“Yapacak çok işimiz var. Memlekete dair inancını kaybetme. O topraklar bizim, o insanlar bizim, o yoksulluk ve çaresizlik bizim. Sorumlu hissetmeyi asla bırakma. Samimiyetle inanırsak Allah bizi bereketlendirir.” Geçen sene, bir hayal kırıklığının eşiğindeyken bu mesaj gelmişti Melik Abi’den. Eksik olan buydu sanırım; üzerimizdeki tozu üfleyecek birkaç cümle. Bu memlekette yeniden başlamaya sevk edecek tek cümleye nasıl da muhtacız. Herkesin, “olmaz, yapamazsın, başaramazsın” dediği yerde birinin, o inancı, umudu çöldeki su misali size sunması büyük nimet.
Bu memlekette her yenilginin, kaybedişin, çaresizliğin ağıtçısı var. Müjdeci bulamıyoruz, olamıyoruz. Gönüle bahar getiren bir sevinç, bir muştu duyuramıyoruz. Hayır, teselli etmekten bahsetmiyorum, teselli acizliği artırır. Fakat iyiyi ve güzeli çağırmayı vazife edinemez miyiz, yokuşlardan tepe taklak yuvarlansak da kemiklerimiz ve kalbimiz için ümit var olamaz mıyız? Köhne ve çürümüş bir kabullenmişlikle nasıl devam edebiliriz yaşamaya, yürümeye? Her zaman, her yerde ve koşulda birbirimize hakkı ve sabrı tavsiye edemez miyiz? Kavurucu acıların içinden yürüyüp gelenlere soluklanacak gölge olamaz mıyız? “Yiğit duldasında yiğit saklanır. Muhannette gölge olmaz, dal olmaz.” der Karacaoğlan. İnsan; mert insanın gölgesine sığınır, namerdin zaten gölgesi olmaz, diyor. Mert olup merdi bekleyemez miyiz?
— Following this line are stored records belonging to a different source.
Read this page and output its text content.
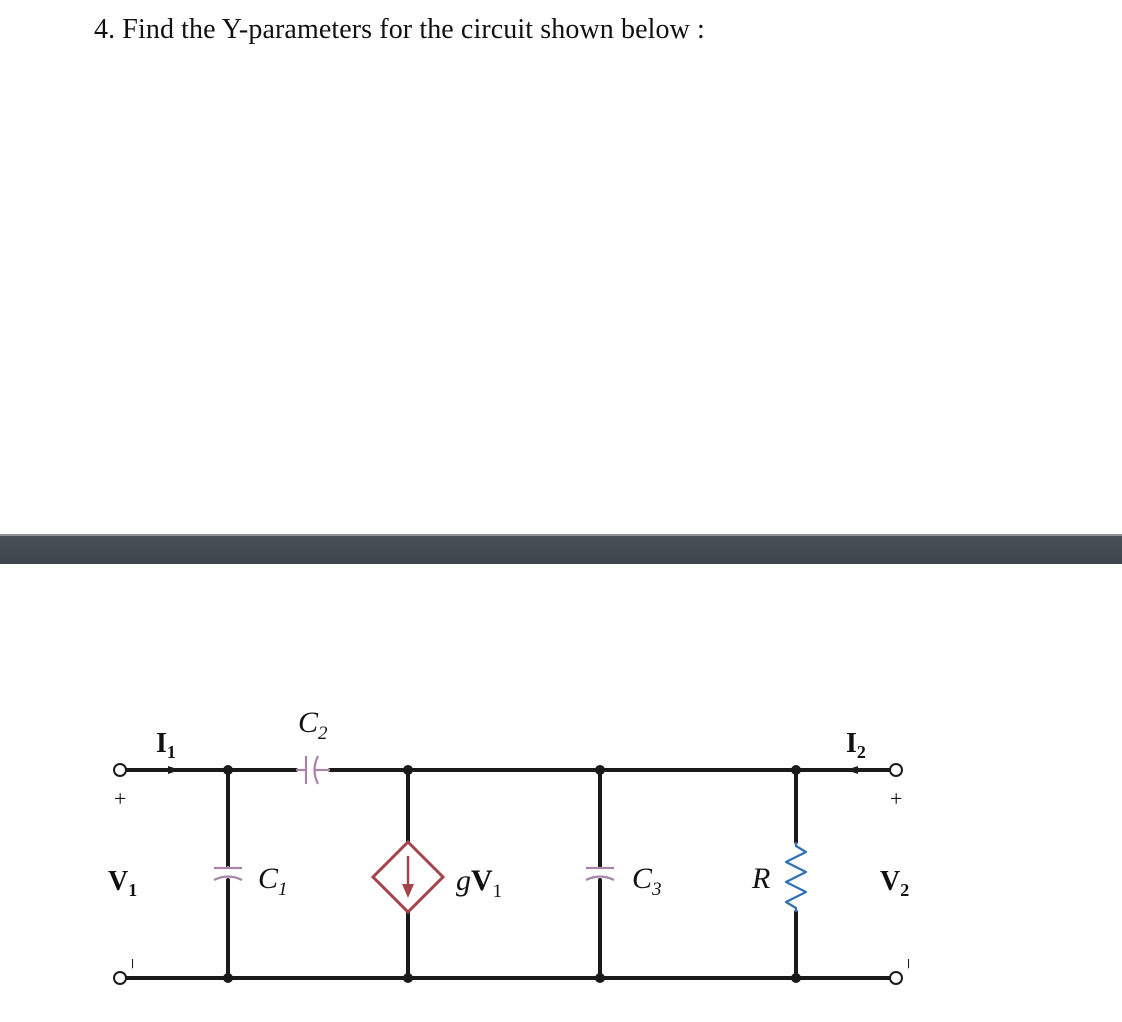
4. Find the Y-parameters for the circuit shown below :
$I_1$	$I_2$
$C_2$
$C_1$	$C_3$	R
$gV_1$
$V_1$	$V_2$
+	+
−	−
Meflûç zihinlerin ve gönüllerin birbirlerine hastalık bulaştırır gibi karanlığını, umutsuzluğunu bulaştırması bu şehrin ışığından eksiltmez. Bir güneş bin kör kuyuyu aydınlatır, yeter ki o güneşin doğacağını bilerek umutla sabahı bekleyelim. Yeter ki paçamızdan tutup çukurlara çekmeyelim birbirimizi, biri aydınlığa yürürken köprü olabilelim.
“Yaşadım fakat nasıl yaşadım?” diye soruyor şair. Allah’ın huzurunda, şu cümlenin köklerine can suyu olacak cevabımız olur inşallah. İman ettik, iyi işlerde bulunduk, birbirimize hakkı ve sabrı tavsiye ettik, diyebilmek nasip olsun.
Ve Melik Abi şöyle yazmıştı son mesajını: “İnancını diri tut…” Yeniden başlamanın şifası ile tozumuz üflendi; umudumuz, inancımız, ruhumuz tazelendi. Gönülden uzatılan her cümlenin canı ile can bulduk. Canı bulduk candan içeri, Allah bizi bereketlendirdi. Daim ve kaim olsun.